1. Field of the Invention
This invention relates to a drive and bearing mechanism to rotate components in a spacecraft and, more particularly, to a solar array drive having a drive shaft rotated precisely and rotatably supported for high shaft stiffness under varying temperature conditions in a space environment.
2. Description of the Prior Art
In structures having an element which is to be rotated very precisely it is required to rotatably support such a member to allow as little free play in the axial and radial directions as possible and minimum bending under application of loads. Rolling-contact bearings, having race supported spherical balls, are commonly used to mount a rotating member, and certain types of bearings when preloaded in an axial direction are known and used to provide the axial and radial constraint of the rotating member. A difficult problem arises in a zero free-play mechanism when the components of such a mechanism are composed of different materials having different temperature coefficients and subjected to varying temperature conditions. Under temperature changes, severe stresses can be induced as a result of different thermal expansion properties of the components, causing loss of precision or a possible failure of the mechanism.
Some prior art devices incorporate helical spring means with rolling-contact bearings to resiliently take up the bearing looseness. Such devices allow for an axially sliding movement of an axially pressed bearing race with respect to the rotating member or housing on which it is mounted. This axial sliding movement can result in a reduction or loss of axial or radial constraints.
United States Pat. No. 2,885,583, issued on May 5, 1959, discloses a rotating structure having a disc spring allowing for expansion and contraction of the operating parts under high temperature and low pressure. The disc spring biases a bearing race axially to restrict the movement of the balls to a single annular path, but allows for movement of the race in a free floating relationship when the forces due to thermal deflections exceed the forces of the disc spring.
In a spacecraft or satellite which utilizes solar array panels for converting solar energy into electrical energy for its power needs, the solar arrays are usually rotated to keep the arrays facing the sun. Maximum exposure requires a precise rotation of the panel to face normal to the sun's rays. A solar array drive coupled to a rotating drive shaft is generally used to rotate the solar arrays while the spacecraft is in orbit. The stiffness of the solar array drive shaft is a critical factor in the attitude control and stability of the spacecraft since the shaft is an integral structural member of the solar array support. Precise rotation of the shaft is also required, to prevent undesirable vibrations which will affect the attitude of the spacecraft and unduly stress the components in the solar array drive.

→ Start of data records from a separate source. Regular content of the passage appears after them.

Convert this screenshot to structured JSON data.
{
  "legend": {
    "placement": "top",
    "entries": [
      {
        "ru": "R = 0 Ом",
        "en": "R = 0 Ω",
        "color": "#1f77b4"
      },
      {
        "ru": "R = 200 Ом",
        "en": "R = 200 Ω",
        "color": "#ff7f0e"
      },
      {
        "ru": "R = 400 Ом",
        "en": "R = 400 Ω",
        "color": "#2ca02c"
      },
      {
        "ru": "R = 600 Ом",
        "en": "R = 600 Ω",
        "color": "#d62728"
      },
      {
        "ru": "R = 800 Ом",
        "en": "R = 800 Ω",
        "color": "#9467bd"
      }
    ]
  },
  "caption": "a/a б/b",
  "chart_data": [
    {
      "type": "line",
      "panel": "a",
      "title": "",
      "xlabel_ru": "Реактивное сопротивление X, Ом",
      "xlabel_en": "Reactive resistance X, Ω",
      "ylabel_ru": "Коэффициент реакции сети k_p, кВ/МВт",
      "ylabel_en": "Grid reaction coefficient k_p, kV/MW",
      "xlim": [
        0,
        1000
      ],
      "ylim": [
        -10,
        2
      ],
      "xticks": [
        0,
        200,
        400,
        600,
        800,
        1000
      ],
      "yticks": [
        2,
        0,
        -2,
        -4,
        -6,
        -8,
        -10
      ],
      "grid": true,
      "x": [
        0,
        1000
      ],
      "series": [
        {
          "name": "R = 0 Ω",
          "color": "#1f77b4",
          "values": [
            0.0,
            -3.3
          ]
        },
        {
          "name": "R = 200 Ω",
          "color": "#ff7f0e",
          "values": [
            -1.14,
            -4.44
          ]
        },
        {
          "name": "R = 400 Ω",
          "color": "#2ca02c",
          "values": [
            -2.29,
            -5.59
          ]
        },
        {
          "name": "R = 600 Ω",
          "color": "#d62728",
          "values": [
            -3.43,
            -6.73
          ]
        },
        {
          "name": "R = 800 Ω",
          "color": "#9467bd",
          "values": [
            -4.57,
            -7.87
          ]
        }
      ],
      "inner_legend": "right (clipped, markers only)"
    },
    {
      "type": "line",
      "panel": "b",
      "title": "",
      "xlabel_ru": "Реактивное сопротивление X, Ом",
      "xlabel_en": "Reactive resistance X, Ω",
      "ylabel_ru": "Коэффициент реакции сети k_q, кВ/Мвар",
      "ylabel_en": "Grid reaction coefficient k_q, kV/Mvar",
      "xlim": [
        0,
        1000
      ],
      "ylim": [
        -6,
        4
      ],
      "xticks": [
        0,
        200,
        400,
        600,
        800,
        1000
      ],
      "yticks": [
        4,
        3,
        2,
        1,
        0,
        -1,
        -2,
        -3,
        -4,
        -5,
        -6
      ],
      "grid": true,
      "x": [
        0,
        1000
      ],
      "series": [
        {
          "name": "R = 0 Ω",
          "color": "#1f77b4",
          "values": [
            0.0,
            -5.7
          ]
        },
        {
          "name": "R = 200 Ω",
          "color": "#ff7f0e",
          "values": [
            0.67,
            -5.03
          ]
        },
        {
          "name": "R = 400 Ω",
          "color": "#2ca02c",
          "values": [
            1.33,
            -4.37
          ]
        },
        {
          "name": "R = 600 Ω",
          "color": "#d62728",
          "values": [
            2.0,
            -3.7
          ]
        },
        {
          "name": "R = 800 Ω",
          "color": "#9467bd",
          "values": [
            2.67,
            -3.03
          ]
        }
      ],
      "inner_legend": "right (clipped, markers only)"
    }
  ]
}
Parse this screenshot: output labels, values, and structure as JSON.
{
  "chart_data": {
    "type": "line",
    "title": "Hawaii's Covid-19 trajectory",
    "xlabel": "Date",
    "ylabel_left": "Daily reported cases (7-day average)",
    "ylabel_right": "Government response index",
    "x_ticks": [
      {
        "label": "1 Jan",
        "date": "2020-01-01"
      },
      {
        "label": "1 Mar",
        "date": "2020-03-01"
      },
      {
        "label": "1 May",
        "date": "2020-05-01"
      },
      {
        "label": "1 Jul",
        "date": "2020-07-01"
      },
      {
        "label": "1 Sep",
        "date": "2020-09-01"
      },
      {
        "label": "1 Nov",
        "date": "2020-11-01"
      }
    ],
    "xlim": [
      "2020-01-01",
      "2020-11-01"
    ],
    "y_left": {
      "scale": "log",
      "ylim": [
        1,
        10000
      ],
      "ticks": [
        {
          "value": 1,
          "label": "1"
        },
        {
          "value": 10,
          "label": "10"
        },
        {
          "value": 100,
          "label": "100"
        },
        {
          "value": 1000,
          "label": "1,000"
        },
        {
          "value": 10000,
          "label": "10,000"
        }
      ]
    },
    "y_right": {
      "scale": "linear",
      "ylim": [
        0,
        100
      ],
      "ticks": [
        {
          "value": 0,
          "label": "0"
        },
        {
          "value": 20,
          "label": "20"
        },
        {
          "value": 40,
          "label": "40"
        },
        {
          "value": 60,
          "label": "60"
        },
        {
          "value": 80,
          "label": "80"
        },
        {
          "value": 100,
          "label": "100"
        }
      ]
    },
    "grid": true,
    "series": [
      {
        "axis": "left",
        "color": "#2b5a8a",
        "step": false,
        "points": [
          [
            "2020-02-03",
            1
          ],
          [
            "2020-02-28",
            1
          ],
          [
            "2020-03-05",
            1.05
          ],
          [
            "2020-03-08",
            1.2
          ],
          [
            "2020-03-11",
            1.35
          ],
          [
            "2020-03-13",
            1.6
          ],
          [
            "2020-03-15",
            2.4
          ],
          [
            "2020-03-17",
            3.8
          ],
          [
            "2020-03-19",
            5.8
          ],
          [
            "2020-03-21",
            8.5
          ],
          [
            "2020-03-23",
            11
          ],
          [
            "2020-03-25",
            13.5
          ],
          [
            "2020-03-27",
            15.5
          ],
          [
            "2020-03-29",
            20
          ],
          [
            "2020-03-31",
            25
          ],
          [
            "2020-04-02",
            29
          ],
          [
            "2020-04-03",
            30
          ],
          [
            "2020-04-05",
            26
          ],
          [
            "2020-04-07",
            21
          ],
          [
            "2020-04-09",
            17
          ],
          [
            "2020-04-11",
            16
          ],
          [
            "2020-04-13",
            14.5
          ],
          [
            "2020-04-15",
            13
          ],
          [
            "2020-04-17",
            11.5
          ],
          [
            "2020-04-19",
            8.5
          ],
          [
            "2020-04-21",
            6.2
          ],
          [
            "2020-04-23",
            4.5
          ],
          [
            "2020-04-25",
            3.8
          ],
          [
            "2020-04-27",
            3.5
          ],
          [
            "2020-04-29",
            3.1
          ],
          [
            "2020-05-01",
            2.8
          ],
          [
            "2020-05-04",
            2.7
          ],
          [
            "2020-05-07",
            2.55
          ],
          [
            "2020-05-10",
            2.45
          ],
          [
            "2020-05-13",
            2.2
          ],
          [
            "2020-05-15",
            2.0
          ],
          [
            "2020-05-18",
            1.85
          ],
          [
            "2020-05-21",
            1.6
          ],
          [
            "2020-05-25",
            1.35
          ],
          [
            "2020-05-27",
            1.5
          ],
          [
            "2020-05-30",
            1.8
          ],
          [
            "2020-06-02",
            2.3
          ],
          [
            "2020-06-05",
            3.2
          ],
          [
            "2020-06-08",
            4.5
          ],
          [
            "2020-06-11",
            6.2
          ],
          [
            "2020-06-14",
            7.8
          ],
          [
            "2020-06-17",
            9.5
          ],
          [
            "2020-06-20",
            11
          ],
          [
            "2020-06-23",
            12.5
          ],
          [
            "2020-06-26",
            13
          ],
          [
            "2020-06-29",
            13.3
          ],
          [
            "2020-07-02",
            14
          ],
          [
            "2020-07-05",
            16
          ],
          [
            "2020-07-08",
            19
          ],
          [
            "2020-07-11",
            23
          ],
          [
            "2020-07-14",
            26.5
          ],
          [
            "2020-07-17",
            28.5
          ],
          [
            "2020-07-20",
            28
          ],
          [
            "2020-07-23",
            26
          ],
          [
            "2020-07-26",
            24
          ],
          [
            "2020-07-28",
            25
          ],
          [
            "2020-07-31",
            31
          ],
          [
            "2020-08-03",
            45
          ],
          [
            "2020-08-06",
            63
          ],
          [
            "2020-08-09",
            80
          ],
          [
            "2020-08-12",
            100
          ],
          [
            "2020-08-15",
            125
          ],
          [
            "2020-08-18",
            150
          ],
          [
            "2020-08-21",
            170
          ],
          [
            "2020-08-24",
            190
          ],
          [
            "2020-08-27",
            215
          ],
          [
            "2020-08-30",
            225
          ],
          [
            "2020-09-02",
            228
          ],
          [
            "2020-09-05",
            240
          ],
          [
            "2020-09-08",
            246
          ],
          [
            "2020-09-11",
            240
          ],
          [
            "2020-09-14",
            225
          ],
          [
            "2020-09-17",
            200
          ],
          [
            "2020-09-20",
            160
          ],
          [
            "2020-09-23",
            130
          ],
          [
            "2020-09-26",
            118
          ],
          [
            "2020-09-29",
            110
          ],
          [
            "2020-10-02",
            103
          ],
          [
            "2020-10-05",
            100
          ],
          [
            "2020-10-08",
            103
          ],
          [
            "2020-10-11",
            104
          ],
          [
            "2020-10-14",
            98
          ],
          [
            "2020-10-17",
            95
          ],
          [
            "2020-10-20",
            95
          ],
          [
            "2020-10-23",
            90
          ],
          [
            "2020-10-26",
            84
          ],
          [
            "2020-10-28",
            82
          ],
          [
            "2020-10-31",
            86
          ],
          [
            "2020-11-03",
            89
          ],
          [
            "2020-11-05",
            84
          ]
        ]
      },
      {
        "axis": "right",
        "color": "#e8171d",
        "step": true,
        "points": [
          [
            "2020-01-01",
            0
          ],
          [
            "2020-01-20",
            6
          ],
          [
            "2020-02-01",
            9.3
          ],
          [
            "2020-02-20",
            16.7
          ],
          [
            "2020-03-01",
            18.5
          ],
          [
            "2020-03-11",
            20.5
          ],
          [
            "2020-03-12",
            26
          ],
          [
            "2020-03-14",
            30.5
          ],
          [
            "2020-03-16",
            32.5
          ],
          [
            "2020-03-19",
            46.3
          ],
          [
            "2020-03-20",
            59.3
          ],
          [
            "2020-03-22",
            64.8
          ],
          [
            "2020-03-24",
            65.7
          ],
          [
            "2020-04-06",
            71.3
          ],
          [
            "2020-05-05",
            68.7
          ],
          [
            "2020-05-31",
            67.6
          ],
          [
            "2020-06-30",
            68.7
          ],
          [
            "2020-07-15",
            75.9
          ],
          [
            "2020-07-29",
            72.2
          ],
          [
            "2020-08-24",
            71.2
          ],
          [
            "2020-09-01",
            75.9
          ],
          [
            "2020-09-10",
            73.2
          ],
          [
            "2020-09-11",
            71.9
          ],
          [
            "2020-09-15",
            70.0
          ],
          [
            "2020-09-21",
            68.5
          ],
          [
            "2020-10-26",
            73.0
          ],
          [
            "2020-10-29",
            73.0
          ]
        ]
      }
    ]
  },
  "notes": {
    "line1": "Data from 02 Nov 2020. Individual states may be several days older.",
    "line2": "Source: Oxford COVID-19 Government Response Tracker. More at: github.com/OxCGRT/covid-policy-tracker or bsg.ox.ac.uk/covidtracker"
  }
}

Achieving high shaft stiffness as well as precision rotation of the shaft in solar array drives has presented difficult shaft mounting problems, especially in spacecraft designed for long-life capability. In particular, rolling-contact bearings used to rotatably support the shaft are often unduly overloaded in an attempt to increase the moment stiffness of the shaft against the forces imposed upon the shaft by the solar panels. Such overloaded bearings result in a reduction of the life of the bearings and hence the life of the spacecraft. Providing adequate thermal compensation for thermal deflections resulting from the differences in thermal expansion properties of the component materials has often required a sacrifice of the shaft stiffness. Such a trade-off of either the shaft stiffness or thermal expansion compensation undesirably reduces the capability of the device and, under severe operating conditions, the life of the device will be curtailed.